A new online tool developed by Homethinking allows real estate professionals and other users to conjure up their best bet on year-end home prices using market expertise, divining rods, crystal balls or other forecasting aids.

At stake is their online cred: Those users who guess best will receive higher ranking in the online trading community, and real estate professionals can promote their predictive prowess to prospective clients.

The Homethinking Prediction Markets tools are available for the 100 most populated counties in the U.S., and allow users to buy and sell shares using play money to predict year-end home prices on a countywide basis.

A similar online prediction market is the Hollywood Stock Exchange, which allows users to buy and sell shares of actors and movies using play money that they receive when they sign up at the site.

“The stock market is the world’s largest prediction market,” said Niki Scevak, CEO of Homethinking, which also offers an online directory featuring consumer reviews and transaction histories for real estate professionals.

One role of agents is in counseling and advising home sellers and home buyers about the value of a home, Scevak said. The new tools provide a way to “measure and record home-price predictions and then use that as an element of credibility. It is another way to objectively measure the performance of a real estate agent.”
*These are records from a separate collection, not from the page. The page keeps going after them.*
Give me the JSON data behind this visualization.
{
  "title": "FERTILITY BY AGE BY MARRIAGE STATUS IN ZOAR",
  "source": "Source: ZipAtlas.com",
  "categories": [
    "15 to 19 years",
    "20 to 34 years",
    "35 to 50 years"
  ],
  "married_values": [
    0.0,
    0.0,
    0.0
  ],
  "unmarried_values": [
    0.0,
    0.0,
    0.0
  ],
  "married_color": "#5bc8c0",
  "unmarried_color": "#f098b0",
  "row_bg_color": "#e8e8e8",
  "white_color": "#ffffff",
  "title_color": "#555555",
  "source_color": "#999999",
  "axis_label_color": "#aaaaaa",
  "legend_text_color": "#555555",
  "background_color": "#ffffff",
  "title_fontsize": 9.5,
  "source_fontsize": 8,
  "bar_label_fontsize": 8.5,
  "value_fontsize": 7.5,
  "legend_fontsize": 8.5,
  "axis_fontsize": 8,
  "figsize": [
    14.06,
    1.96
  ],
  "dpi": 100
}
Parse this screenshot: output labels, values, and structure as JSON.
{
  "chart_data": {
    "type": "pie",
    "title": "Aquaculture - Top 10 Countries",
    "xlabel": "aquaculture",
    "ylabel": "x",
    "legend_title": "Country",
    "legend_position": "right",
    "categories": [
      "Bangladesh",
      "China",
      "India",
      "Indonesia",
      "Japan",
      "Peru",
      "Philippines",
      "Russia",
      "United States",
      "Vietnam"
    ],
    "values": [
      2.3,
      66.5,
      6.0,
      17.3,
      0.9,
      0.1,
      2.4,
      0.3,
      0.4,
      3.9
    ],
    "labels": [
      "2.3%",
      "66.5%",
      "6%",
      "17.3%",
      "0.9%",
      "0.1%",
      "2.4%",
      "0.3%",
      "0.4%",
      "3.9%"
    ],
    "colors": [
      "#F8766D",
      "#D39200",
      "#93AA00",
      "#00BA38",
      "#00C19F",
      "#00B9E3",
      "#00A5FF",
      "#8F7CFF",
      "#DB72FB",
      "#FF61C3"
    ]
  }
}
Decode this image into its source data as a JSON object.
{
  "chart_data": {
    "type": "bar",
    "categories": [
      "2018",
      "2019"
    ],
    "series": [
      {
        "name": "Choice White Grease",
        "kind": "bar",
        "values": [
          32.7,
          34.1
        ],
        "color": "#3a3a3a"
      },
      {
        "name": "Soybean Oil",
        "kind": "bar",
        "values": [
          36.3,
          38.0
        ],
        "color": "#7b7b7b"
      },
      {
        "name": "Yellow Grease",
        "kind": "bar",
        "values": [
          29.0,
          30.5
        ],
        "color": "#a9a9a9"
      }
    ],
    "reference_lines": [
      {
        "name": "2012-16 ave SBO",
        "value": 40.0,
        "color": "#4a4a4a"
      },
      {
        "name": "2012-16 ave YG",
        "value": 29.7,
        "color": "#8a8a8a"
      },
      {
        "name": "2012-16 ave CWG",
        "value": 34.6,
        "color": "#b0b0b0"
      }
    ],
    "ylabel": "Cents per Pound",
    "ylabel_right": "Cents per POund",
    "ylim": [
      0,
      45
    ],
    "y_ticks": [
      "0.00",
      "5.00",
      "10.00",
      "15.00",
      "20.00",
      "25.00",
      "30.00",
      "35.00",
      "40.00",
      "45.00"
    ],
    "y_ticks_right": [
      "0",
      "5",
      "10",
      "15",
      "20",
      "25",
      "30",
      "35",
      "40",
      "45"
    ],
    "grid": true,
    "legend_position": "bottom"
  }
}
In addition to its use in rating individual agents, Scevak said that the site will enable users to gauge the wisdom of crowds for a given market area by offering up home-price predictions culled from the entire sample of users.

Consumers and appraisers and other professionals who work in and around the real estate industry are also welcome to use the prediction markets tools, he said.

Another real estate Web site, My-Currency.com, also seeks to tap into the collective contributions of users to estimate the value of individual homes and generate price indexes by ZIP code and neighborhood.

Scevak said that Homethinking is basing its tools on home-price data supplied by Trulia, a real estate search and marketing site. Participants can change their estimates over time based on their perception of the direction that home prices are moving.

The challenge with prediction markets, Scevak said, “is making it large enough so we can get a meaningful amount of predictions,” and he said the hope is to build the prediction markets out to more market areas and to get more granular with the predictions to extend down to a neighborhood level.

Users must register at the site in order to participate in the home-price predictions.

Donald Siegel, professor of entrepreneurship at University of California, Riverside, who served as a guest editor this year for a conference on gambling and prediction markets, said prediction markets are “the way to go” because “people want to have a better sense of what’s going to happen in the future.” Prediction markets work best, he said, when there is heavy trading and don’t work as well in a thinly traded market.

There are some existing forums for trading in home-price futures using real money, such as the Chicago Mercantile Exchange. That group has offered housing futures and options since 2006 for 10 cities, and is expected to offer housing futures and options contracts next month based on the Standard and Poors/Case-Shiller U.S. National Home Price and Composite Indices extending out to five years.

Kevin Boer, a Realtor with 3 Oceans Real Estate in Palo Alto, Calif., said the concept of prediction markets for home prices may work best in the context of a game, as it may otherwise be “a little too esoteric” for most real estate agents and brokers to embrace at this point. “I’m skeptical that (prediction markets) are going to take off in the short run,” he said.